There's some write up here below. That's a summary, going into depth would require a lot of writing.Can you elaborate on this, or point me towards some reading that explains the small room aspect?
Lyd & Akustikk | Small rooms and reverberation time
www.lydogakustikk.no
But in short you don't have requirements needed in a small room for reverberation. An acoustic called Theodore Schultz proved that mathetically several decades ago, but knowledge and info doesn't always reach the majority. There's no stochastic sound field or critical distance in a small room, something that's absolutely required for there to be a true reverberation time. Most acousticians are trained in large room acoustics and simply apply the same method to small rooms. But small room acoustics is a very different field that not many are trained in or understand well.

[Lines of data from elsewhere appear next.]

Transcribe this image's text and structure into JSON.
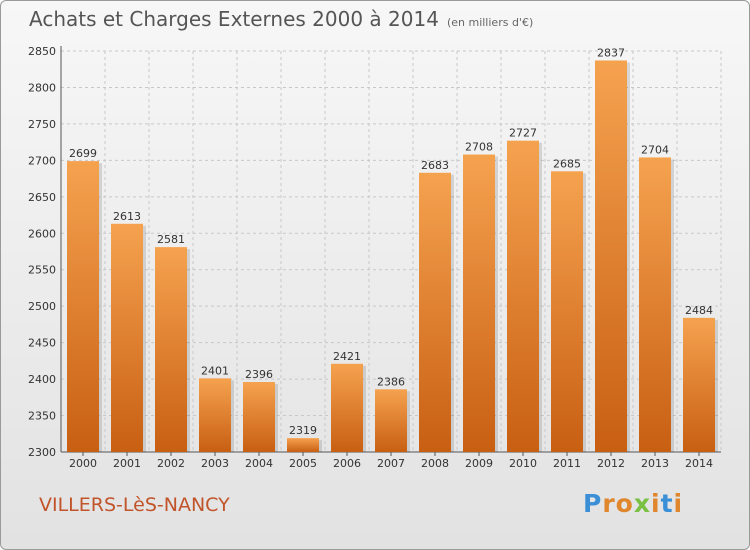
{
  "header": {
    "title": "Achats et Charges Externes 2000 à 2014",
    "subtitle": "(en milliers d'€)"
  },
  "footer": {
    "city": "VILLERS-LèS-NANCY",
    "logo_letters": [
      "P",
      "r",
      "o",
      "x",
      "i",
      "t",
      "i"
    ],
    "logo_colors": [
      "#3a8fd6",
      "#e0862c",
      "#e0862c",
      "#7ac043",
      "#e0862c",
      "#3a8fd6",
      "#e0862c"
    ]
  },
  "colors": {
    "bar_light": "#f5a24f",
    "bar_dark": "#c85f12",
    "grid": "#c8c8c8",
    "axis": "#555555"
  },
  "chart_data": {
    "type": "bar",
    "title": "Achats et Charges Externes 2000 à 2014",
    "subtitle": "(en milliers d'€)",
    "categories": [
      "2000",
      "2001",
      "2002",
      "2003",
      "2004",
      "2005",
      "2006",
      "2007",
      "2008",
      "2009",
      "2010",
      "2011",
      "2012",
      "2013",
      "2014"
    ],
    "values": [
      2699,
      2613,
      2581,
      2401,
      2396,
      2319,
      2421,
      2386,
      2683,
      2708,
      2727,
      2685,
      2837,
      2704,
      2484
    ],
    "ylim": [
      2300,
      2850
    ],
    "yticks": [
      2300,
      2350,
      2400,
      2450,
      2500,
      2550,
      2600,
      2650,
      2700,
      2750,
      2800,
      2850
    ],
    "grid": true,
    "data_labels": true
  }
}
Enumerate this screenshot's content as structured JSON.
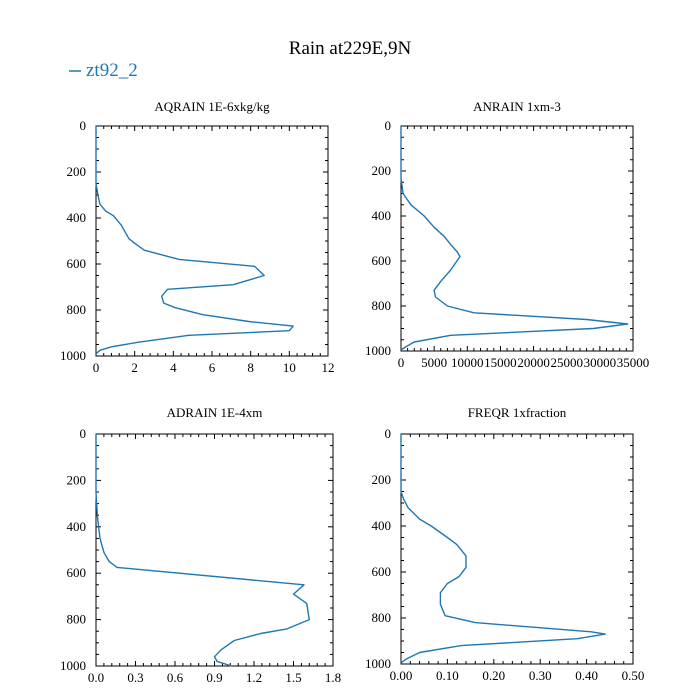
{
  "title": "Rain at229E,9N",
  "legend": {
    "label": "zt92_2",
    "color": "#1f77b4"
  },
  "chart_data": [
    {
      "type": "line",
      "title": "AQRAIN  1E-6xkg/kg",
      "xlim": [
        0,
        12
      ],
      "ylim": [
        0,
        1000
      ],
      "y_inverted": true,
      "x_ticks": [
        "0",
        "2",
        "4",
        "6",
        "8",
        "10",
        "12"
      ],
      "x_tick_values": [
        0,
        2,
        4,
        6,
        8,
        10,
        12
      ],
      "y_ticks": [
        "0",
        "200",
        "400",
        "600",
        "800",
        "1000"
      ],
      "y_tick_values": [
        0,
        200,
        400,
        600,
        800,
        1000
      ],
      "series": [
        {
          "name": "zt92_2",
          "x": [
            0,
            0,
            0.1,
            0.2,
            0.5,
            0.9,
            1.1,
            1.3,
            1.5,
            1.7,
            2.0,
            2.5,
            4.3,
            8.2,
            8.7,
            7.1,
            3.7,
            3.4,
            3.5,
            4.1,
            5.5,
            7.9,
            10.2,
            10.0,
            4.8,
            2.2,
            0.8,
            0.2,
            0
          ],
          "y": [
            0,
            250,
            300,
            340,
            370,
            390,
            410,
            430,
            460,
            490,
            510,
            540,
            580,
            610,
            650,
            690,
            710,
            740,
            770,
            790,
            820,
            850,
            870,
            890,
            910,
            940,
            960,
            975,
            990
          ]
        }
      ]
    },
    {
      "type": "line",
      "title": "ANRAIN  1xm-3",
      "xlim": [
        0,
        35000
      ],
      "ylim": [
        0,
        1000
      ],
      "y_inverted": true,
      "x_ticks": [
        "0",
        "5000",
        "10000",
        "15000",
        "20000",
        "25000",
        "30000",
        "35000"
      ],
      "x_tick_values": [
        0,
        5000,
        10000,
        15000,
        20000,
        25000,
        30000,
        35000
      ],
      "y_ticks": [
        "0",
        "200",
        "400",
        "600",
        "800",
        "1000"
      ],
      "y_tick_values": [
        0,
        200,
        400,
        600,
        800,
        1000
      ],
      "series": [
        {
          "name": "zt92_2",
          "x": [
            0,
            0,
            300,
            1500,
            3500,
            5000,
            6500,
            7600,
            8500,
            8900,
            7500,
            6000,
            5000,
            5200,
            7000,
            11000,
            28000,
            34200,
            29000,
            7500,
            2000,
            800,
            0
          ],
          "y": [
            0,
            230,
            300,
            350,
            400,
            450,
            490,
            530,
            560,
            580,
            640,
            690,
            730,
            760,
            800,
            830,
            860,
            880,
            900,
            930,
            960,
            980,
            995
          ]
        }
      ]
    },
    {
      "type": "line",
      "title": "ADRAIN  1E-4xm",
      "xlim": [
        0,
        1.8
      ],
      "ylim": [
        0,
        1000
      ],
      "y_inverted": true,
      "x_ticks": [
        "0.0",
        "0.3",
        "0.6",
        "0.9",
        "1.2",
        "1.5",
        "1.8"
      ],
      "x_tick_values": [
        0,
        0.3,
        0.6,
        0.9,
        1.2,
        1.5,
        1.8
      ],
      "y_ticks": [
        "0",
        "200",
        "400",
        "600",
        "800",
        "1000"
      ],
      "y_tick_values": [
        0,
        200,
        400,
        600,
        800,
        1000
      ],
      "series": [
        {
          "name": "zt92_2",
          "x": [
            0,
            0,
            0.01,
            0.03,
            0.06,
            0.1,
            0.16,
            1.58,
            1.5,
            1.6,
            1.62,
            1.45,
            1.25,
            1.05,
            0.95,
            0.9,
            0.92,
            1.03
          ],
          "y": [
            0,
            250,
            350,
            450,
            510,
            550,
            575,
            650,
            690,
            730,
            800,
            840,
            860,
            890,
            930,
            960,
            980,
            1000
          ]
        }
      ]
    },
    {
      "type": "line",
      "title": "FREQR  1xfraction",
      "xlim": [
        0,
        0.5
      ],
      "ylim": [
        0,
        1000
      ],
      "y_inverted": true,
      "x_ticks": [
        "0.00",
        "0.10",
        "0.20",
        "0.30",
        "0.40",
        "0.50"
      ],
      "x_tick_values": [
        0,
        0.1,
        0.2,
        0.3,
        0.4,
        0.5
      ],
      "y_ticks": [
        "0",
        "200",
        "400",
        "600",
        "800",
        "1000"
      ],
      "y_tick_values": [
        0,
        200,
        400,
        600,
        800,
        1000
      ],
      "series": [
        {
          "name": "zt92_2",
          "x": [
            0,
            0,
            0.005,
            0.015,
            0.04,
            0.065,
            0.1,
            0.12,
            0.14,
            0.14,
            0.125,
            0.1,
            0.085,
            0.085,
            0.095,
            0.16,
            0.41,
            0.44,
            0.38,
            0.13,
            0.04,
            0.01,
            0
          ],
          "y": [
            0,
            250,
            280,
            320,
            370,
            400,
            450,
            480,
            530,
            580,
            620,
            650,
            690,
            740,
            790,
            820,
            860,
            870,
            890,
            920,
            950,
            980,
            995
          ]
        }
      ]
    }
  ]
}
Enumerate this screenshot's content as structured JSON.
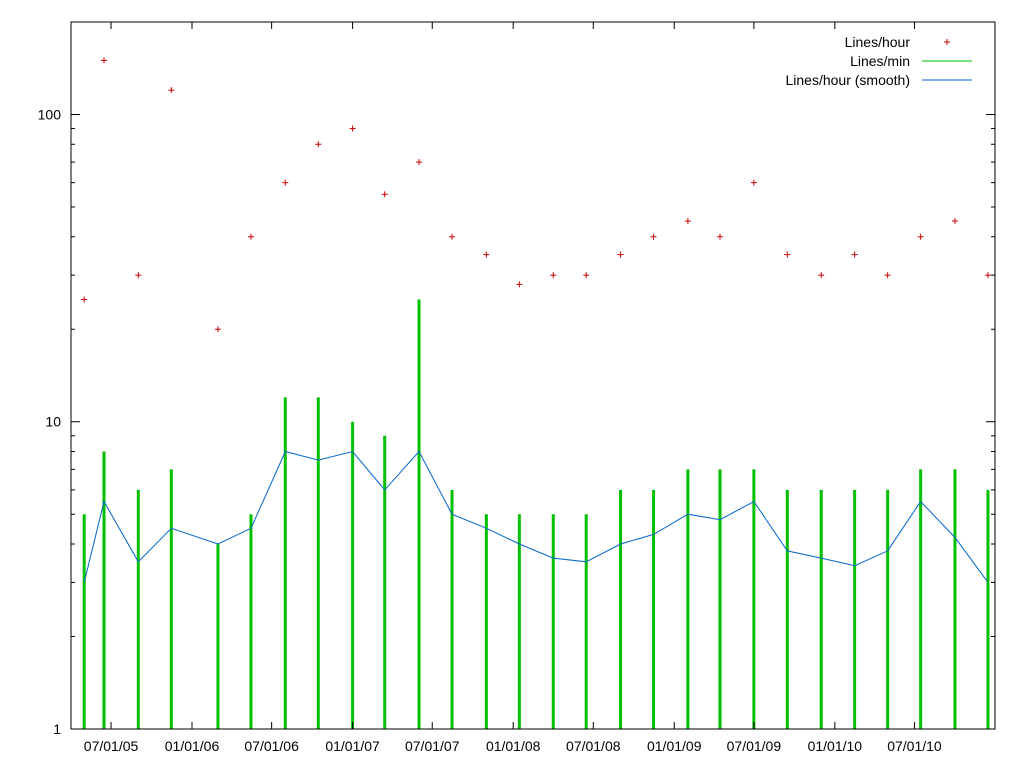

I have been involved in several rooms that were treated in regards to RTx measurements. Sounded very bad despite the RTx looked good and needed to be totally changed. RTx are very misleading when used in a small room, despite that the numbers go down with absorption added. It's like using a wrong mathematical equation. It will change with the numbers you add into the equation, but the result is still wrong.
We can also easily see that when for example using a cumulative spectral decay or if appplying a filtered ETC/impulse. This is also the reason we use two different measuring methods for acoustic products. One is applicable to large venues and one is applicaple to small rooms. Very often, only the first is shown because it looks better, though it's not valid for a small room.